Thierry Guimbaud espère désormais une croissance du trafic de 50 % d’ici à 2028. Le transport fluvial émettant cinq fois moins de CO2 que le routier, il représente une alternative viable dans l’optique de transition écologique, argumente-t-il, mettant en avant l’utilisation de l’électrique dans le secteur, avec l’installation de 80 bornes sur les bords de Seine prévue d’ici 2023. Avec la multiplication des zones à faible émission (ZFE), qui bannissent les véhicules polluants des grandes villes, «les poids lourds auront de plus en plus de mal à rentrer dans les zones denses», appuie également le directeur de VNF. Autre argument en faveur du fret fluvial, il peut transporter du «très lourd, jusqu’à 5 000 tonnes», soit quatre fois plus qu’un train. Preuve que la pertinence est aussi économique : «Un coût à égal niveau est possible sur le long terme», assure Thierry Guimbaud.
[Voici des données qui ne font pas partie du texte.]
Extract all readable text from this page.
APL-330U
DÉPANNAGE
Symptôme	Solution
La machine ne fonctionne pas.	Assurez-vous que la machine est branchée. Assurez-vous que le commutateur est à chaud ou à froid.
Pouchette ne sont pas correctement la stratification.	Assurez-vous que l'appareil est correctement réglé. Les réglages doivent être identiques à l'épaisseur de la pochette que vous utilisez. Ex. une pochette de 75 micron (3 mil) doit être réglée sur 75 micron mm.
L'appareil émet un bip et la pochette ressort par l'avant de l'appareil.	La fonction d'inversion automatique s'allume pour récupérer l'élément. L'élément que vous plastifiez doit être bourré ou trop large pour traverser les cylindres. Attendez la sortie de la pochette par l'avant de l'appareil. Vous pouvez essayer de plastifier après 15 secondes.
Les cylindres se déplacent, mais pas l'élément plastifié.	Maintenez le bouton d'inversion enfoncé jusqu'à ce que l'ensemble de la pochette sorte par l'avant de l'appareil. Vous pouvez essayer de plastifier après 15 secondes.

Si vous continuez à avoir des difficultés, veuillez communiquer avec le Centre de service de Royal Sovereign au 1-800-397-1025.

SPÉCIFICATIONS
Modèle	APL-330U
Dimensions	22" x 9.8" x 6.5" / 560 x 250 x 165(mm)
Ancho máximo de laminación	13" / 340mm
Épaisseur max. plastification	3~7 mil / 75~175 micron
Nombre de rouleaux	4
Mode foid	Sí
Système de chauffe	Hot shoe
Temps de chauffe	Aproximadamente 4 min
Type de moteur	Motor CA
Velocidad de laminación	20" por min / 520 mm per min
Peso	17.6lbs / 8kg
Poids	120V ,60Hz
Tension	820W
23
Mais pour l’heure, le fret fluvial reste bien à la traîne, puisqu’il ne représente que 3 % du fret total en France. Et les habitudes sont difficiles à changer. «Le trafic fluvial nécessite une organisation logistique complexe et longue à mettre en place pour être rentable, explique Thierry Guimbaud. Les entreprises ont le réflexe d’investir dans le transport routier qui permet d’obtenir une rentabilité immédiate et une meilleure flexibilité.» Autre frein identifié par VNF : les infrastructures nécessaires sont toujours insuffisantes, avec notamment un manque important d’entrepôts de stockage sur les quais. Face aux 30 000 kilomètres de voies ferrées et au plus d’un million de kilomètres de routes, dont 12 379 d’autoroutes, les quelques 2 000 kilomètres de voies navigables adaptées en France ne pèsent pas lourd.